Demi teintes
Le matin, lorsque la lumière toque de plus en plus tôt aux volets, il arrive
qu'elle se glisse dans ses interstices en formant de jolies rayures sur le
parquet. Mais c'est rare. Au-dessus de la Loire, les hivers sont des moments
flous pendant lesquels chacun puise dans ses intimes ressources l'énergie
et l'endurance qui les mèneront jusqu'au printemps.
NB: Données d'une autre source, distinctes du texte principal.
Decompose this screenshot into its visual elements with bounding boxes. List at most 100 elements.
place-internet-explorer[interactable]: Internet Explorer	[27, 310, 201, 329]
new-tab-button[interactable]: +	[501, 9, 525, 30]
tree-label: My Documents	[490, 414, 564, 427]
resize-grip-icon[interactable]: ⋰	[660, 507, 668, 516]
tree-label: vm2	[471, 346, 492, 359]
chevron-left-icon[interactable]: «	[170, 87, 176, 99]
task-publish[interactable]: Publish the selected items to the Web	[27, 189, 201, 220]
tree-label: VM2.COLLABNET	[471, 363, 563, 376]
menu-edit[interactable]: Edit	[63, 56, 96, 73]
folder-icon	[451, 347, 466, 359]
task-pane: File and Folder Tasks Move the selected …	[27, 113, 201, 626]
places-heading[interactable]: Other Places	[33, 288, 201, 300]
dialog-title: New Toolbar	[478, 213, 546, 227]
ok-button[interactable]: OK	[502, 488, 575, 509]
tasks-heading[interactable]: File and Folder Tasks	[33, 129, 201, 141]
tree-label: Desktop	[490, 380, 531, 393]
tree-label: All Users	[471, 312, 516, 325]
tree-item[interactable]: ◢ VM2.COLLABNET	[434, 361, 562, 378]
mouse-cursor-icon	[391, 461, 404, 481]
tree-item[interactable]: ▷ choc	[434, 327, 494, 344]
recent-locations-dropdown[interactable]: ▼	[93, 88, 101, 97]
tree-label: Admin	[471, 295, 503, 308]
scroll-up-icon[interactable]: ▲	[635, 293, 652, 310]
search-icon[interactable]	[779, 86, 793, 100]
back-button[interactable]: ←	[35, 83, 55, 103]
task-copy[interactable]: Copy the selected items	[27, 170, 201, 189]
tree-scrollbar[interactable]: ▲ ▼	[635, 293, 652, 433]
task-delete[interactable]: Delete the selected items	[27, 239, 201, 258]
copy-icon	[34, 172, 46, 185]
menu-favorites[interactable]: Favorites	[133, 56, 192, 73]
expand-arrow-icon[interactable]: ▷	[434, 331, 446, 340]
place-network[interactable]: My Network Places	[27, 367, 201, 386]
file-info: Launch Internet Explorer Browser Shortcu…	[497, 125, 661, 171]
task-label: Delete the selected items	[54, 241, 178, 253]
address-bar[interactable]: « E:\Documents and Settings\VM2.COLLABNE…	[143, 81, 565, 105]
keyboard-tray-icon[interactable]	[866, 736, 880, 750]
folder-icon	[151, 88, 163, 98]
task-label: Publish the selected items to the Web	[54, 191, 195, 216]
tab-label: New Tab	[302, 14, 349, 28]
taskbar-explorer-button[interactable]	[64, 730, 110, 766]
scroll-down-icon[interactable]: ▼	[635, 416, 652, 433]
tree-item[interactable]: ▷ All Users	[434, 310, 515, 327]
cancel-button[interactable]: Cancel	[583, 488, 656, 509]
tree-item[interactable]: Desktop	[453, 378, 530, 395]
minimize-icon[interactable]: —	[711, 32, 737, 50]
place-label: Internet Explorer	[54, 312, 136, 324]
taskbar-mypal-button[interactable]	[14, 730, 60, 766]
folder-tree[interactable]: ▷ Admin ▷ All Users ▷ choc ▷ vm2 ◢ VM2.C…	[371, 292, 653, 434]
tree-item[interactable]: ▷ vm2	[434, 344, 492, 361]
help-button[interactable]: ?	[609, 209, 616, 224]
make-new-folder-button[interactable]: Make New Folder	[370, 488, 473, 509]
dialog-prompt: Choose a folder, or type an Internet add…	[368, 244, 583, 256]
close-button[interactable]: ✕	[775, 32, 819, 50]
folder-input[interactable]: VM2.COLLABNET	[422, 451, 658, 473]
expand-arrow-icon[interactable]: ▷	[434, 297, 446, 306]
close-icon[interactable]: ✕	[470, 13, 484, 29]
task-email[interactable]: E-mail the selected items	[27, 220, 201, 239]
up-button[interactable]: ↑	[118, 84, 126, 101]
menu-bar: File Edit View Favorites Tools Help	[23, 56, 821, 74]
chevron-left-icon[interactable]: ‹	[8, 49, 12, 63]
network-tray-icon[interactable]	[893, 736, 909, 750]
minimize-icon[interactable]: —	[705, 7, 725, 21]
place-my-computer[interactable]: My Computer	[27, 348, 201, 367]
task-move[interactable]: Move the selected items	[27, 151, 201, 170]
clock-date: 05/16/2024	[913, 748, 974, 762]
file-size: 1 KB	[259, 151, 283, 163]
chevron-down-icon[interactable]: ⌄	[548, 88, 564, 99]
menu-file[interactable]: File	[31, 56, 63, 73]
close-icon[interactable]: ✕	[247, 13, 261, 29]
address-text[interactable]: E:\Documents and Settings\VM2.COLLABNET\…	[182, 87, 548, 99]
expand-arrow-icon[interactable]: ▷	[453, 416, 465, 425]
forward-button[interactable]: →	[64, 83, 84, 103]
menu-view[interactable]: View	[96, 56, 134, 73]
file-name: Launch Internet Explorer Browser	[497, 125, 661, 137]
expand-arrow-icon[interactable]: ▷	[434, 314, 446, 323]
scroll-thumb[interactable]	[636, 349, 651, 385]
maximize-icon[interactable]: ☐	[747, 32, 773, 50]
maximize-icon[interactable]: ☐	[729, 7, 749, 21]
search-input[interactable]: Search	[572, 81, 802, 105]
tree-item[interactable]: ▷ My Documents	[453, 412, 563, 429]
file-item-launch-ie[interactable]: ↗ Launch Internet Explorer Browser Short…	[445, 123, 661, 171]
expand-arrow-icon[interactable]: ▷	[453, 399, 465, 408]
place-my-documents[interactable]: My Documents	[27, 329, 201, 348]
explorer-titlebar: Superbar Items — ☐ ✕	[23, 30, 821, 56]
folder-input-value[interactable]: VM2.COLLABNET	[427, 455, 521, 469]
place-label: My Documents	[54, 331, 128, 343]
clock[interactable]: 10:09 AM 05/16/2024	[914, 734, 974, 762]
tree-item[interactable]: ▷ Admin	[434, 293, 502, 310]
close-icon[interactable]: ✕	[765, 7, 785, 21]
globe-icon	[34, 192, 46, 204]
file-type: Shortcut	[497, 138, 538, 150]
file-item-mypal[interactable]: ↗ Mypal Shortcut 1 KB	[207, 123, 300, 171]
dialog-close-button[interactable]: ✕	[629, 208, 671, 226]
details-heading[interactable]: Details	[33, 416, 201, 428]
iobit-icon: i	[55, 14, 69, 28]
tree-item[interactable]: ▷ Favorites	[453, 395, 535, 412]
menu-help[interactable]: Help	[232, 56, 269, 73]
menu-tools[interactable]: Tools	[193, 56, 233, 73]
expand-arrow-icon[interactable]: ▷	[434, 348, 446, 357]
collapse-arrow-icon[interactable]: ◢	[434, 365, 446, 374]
{fleurs et petites douceurs... C'est la saison des thés, des gâteaux faits maison, des correspondances affectueuses}
Le gris a tellement envahi la Grande Ville, qu'elle semble figée dans le noir
et blanc des photos de nos grands-parents, suspendue dans le flou d'une époque
incertaine, et qu'on ne se souvient même plus du flamboiement des couleurs.
Heureusement qu'il y a les fleurs, obstinément toutes belles, celles d'hiver
ayant fini par défier leurs rivales printanières.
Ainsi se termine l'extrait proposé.